A, Determination of PUMP-sustained respiration. Mitochondria (mito) were incubated in a standard reaction medium in the presence of 2.5 μg oligomycin mg⁻¹ protein and 2 mm BHAM, as described in Methods; 10 μm LA, 0.5% BSA, 1 mm GTP, and 1 μm FCCP were added. The numbers on the traces refer to the O₂-consumption rates in nmol min⁻¹ mg⁻¹ protein. The numbers in parentheses refer to the slopes used to calculate the total PUMP activity and stimulation by LA shown in B. The respiration of green tomato mitochondria is shown as an example.
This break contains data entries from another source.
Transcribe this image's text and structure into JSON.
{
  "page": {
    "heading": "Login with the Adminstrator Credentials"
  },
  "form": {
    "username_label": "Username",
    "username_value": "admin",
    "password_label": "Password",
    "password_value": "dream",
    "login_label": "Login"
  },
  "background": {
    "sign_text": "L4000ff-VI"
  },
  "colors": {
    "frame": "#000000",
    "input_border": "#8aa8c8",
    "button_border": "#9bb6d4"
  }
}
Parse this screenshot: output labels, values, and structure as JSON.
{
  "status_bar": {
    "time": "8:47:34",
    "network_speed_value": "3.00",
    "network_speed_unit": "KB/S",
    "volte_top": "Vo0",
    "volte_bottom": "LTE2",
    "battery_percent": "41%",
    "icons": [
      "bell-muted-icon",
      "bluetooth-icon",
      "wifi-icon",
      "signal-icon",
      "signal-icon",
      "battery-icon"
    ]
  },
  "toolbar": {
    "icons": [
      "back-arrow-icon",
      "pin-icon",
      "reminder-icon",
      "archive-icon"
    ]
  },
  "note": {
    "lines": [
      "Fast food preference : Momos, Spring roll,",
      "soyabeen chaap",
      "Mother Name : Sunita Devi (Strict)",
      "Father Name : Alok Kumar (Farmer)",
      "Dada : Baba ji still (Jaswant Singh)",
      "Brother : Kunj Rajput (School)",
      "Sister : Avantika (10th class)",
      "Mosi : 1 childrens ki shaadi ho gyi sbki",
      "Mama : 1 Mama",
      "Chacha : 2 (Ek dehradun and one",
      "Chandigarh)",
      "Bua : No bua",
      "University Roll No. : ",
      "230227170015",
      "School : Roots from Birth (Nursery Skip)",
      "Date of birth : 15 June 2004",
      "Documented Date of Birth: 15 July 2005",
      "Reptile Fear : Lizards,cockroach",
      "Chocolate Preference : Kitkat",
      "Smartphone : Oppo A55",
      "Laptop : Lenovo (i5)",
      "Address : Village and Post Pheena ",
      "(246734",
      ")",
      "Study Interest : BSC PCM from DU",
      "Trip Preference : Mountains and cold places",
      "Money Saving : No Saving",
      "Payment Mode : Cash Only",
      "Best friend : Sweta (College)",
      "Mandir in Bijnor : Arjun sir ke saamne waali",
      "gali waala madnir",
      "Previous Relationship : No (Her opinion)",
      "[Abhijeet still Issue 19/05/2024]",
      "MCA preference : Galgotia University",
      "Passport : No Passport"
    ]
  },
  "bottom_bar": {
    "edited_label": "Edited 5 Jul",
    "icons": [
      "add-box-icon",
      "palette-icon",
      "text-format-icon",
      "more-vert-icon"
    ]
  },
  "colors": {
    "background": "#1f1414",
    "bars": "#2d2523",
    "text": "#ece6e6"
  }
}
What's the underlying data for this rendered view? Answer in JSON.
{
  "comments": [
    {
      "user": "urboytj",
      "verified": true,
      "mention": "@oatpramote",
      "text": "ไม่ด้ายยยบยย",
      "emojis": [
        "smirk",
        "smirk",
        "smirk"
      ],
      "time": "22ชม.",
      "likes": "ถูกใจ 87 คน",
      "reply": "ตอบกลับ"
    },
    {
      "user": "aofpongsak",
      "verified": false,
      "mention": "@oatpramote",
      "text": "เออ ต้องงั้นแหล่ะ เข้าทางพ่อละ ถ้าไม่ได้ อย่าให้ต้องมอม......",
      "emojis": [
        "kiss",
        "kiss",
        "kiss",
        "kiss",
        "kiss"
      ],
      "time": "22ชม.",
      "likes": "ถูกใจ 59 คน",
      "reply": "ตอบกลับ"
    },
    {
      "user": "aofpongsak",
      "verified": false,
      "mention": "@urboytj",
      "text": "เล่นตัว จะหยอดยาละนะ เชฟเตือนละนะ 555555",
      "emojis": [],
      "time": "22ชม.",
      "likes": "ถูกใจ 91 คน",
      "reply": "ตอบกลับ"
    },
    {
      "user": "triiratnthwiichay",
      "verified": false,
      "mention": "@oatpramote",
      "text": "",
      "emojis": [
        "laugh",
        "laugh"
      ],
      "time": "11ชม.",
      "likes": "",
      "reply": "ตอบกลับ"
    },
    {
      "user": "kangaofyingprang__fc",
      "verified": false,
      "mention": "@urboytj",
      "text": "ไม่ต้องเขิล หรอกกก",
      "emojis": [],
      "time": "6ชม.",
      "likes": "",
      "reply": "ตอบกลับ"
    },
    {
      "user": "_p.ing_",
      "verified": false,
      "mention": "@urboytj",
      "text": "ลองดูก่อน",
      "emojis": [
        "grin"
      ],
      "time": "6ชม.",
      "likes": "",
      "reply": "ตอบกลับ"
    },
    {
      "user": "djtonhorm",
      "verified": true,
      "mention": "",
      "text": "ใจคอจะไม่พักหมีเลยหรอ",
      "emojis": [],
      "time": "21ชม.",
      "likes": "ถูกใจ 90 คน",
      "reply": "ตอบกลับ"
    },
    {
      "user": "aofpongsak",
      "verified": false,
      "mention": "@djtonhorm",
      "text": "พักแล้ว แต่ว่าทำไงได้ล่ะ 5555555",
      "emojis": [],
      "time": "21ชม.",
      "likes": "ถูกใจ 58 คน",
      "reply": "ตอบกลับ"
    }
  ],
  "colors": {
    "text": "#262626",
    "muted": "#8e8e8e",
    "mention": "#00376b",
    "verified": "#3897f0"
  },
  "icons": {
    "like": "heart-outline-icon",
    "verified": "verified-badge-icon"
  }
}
B, PUMP-sustained respiration in the four stages of ripeness (G, green; Y, yellow; O, orange; and R, red). ▪, Total PUMP activity plus H⁺ leak (respiration after the addition of LA; slope 2 from A); ▴, endogenous PUMP activity plus H⁺ leak in the absence of LA (respiration before the addition of LA; slope 1 from A); •, H⁺ leak (respiration after the addition of BSA and GTP; slope 3 from A). Respiratory rates are in nmol O₂ min⁻¹ mg⁻¹ protein. The data are presented as the means ± sd from three to four independent experiments.

Figure 5

Immunoblot analysis of tomato total mitochondrial proteins from fruits at different stages of ripeness (G, green; Y, yellow; O, orange; and R, red). Proteins were electrophoresed, transferred to nitrocellulose, and reacted with monoclonal antibodies against the S. guttatum AOX (left) or with polyclonal antibodies against the potato PUMP (right), as described in Methods. The total mitochondrial protein load was 150 μg for AOX detection and 30 μg for PUMP detection. The molecular mass markers appear on the left.